Finalmente, en abril de 2008, en la ciudad de Bucarest, la OTAN anunció su jaque mate, con la incorporación de Georgia, y sobre todo de Ucrania, a la que Zbigniew Brzezinski[ii] (el gran geopolítico del Partido Demócrata norteamericano), se consideraba una pieza central en la disputa de Estados Unidos con Rusia por el control de Europa del Este y de todo el continente euroasiático. Tan importante que Brzezinski llegó a proponer que Ucrania fuera conquistada por Estados Unidos y la OTAN a más tardar en 20151, lo que terminó sucediendo después del golpe de Estado de 2014, que derrocó al gobierno electo de Viktor Yanukovych, considerado hostil por Estados Unidos y la OTAN.

Rusia protestó en vano contra estos sucesivos avances de la OTAN en su frontera occidental. Y en 2007, en la Conferencia de Seguridad de Múnich, el presidente ruso Vladimir Putin advirtió personalmente a las potencias occidentales que Rusia no toleraría los avances de la OTAN en Georgia y Ucrania. Su advertencia fue ignorada una vez más y al año siguiente Rusia se vio obligada a realizar su primera intervención militar directa en la República Autónoma de Osetia del Sur para evitar su incorporación a la OTAN. Y más tarde, en 2015, Rusia volvió a intervenir directamente contra el golpe de Estado apoyado por EEUU y la OTAN, ocupando e incorporando Crimea a territorio ruso.

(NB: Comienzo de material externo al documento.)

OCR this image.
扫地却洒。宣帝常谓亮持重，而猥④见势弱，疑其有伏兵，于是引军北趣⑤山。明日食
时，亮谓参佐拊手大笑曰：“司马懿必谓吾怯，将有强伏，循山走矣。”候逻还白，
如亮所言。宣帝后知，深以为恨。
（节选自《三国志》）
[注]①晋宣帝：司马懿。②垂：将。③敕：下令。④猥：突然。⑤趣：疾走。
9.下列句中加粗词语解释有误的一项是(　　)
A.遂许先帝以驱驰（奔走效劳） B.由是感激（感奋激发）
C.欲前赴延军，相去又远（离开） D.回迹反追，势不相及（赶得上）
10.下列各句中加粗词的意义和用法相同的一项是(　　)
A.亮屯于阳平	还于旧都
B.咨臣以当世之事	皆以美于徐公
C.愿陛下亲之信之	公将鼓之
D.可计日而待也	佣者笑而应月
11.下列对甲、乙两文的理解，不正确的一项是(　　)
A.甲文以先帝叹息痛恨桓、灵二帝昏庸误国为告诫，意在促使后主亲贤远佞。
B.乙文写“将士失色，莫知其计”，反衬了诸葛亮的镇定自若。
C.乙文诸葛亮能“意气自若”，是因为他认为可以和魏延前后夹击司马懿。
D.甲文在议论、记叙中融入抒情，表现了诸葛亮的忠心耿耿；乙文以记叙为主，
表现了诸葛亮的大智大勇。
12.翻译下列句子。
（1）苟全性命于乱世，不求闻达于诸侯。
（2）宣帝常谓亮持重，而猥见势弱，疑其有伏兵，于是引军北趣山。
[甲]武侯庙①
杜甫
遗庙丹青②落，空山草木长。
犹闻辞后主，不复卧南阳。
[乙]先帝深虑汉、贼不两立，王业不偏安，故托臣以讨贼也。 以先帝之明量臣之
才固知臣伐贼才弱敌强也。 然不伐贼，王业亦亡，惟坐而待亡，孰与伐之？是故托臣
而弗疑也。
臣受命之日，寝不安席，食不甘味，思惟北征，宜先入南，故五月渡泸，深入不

Finalmente, el 15 de diciembre de 2021, Rusia entregó un memorando a funcionarios estadounidenses y de la OTAN, y a líderes de la Unión Europea, proponiendo detener la expansión de la OTAN, retirar sus tropas de las fronteras rusas y desmilitarizar Ucrania. No hubo respuesta a este memorándum y el silencio de las “potencias occidentales” fue el detonante que desencadenó la invasión rusa del territorio ucraniano, iniciando de hecho una “guerra de poder" entre Rusia y los Estados Unidos.[iii]

Tres años después del inicio de la guerra, ya no hay ninguna duda de que Rusia ganó en el campo de batalla, pero también en el terreno de la competencia tecnológico-militar en lo que respecta al equipamiento suministrado a los ucranianos por los EE. UU. y los países de la OTAN. Además, Rusia también ganó la guerra económica contra las sanciones que le impusieron las potencias occidentales, y su economía ha estado creciendo sistemáticamente por delante de otros países europeos.

No hay duda de que la victoria rusa se ha acelerado y consolidado en los últimos dos meses: (1) con la retirada de Estados Unidos de la guerra y la ruptura de su “matrimonio estratégico” con Gran Bretaña; (2) con la división interna de la OTAN y la amenaza de la retirada de Estados Unidos; (3) con el debilitamiento de la Unión Europea, tras su separación de los EE.UU.; (4) y, finalmente, como el desmantelamiento del “bloque occidental” y su hegemonía global ejercida durante los últimos 200 años. En consecuencia, lo más probable es que las negociaciones de la posguerra entre Rusia y los EE.UU. se convierte en el primer paso hacia un nuevo orden mundial “multipolar” y “post-europeo”, la más importante de todas las reivindicaciones y victorias rusas.

Reagan y Trump y la “destrucción innovadora”

“Toda situación hegemónica es transitoria y, más que eso, es autodestructiva, porque el propio hegemón termina deshaciéndose de las reglas e instituciones que ayudó a crear para seguir expandiéndose y acumulando más poder que sus seguidores” (José Luís Fiori, El poder global y la nueva geopolítica de las naciones)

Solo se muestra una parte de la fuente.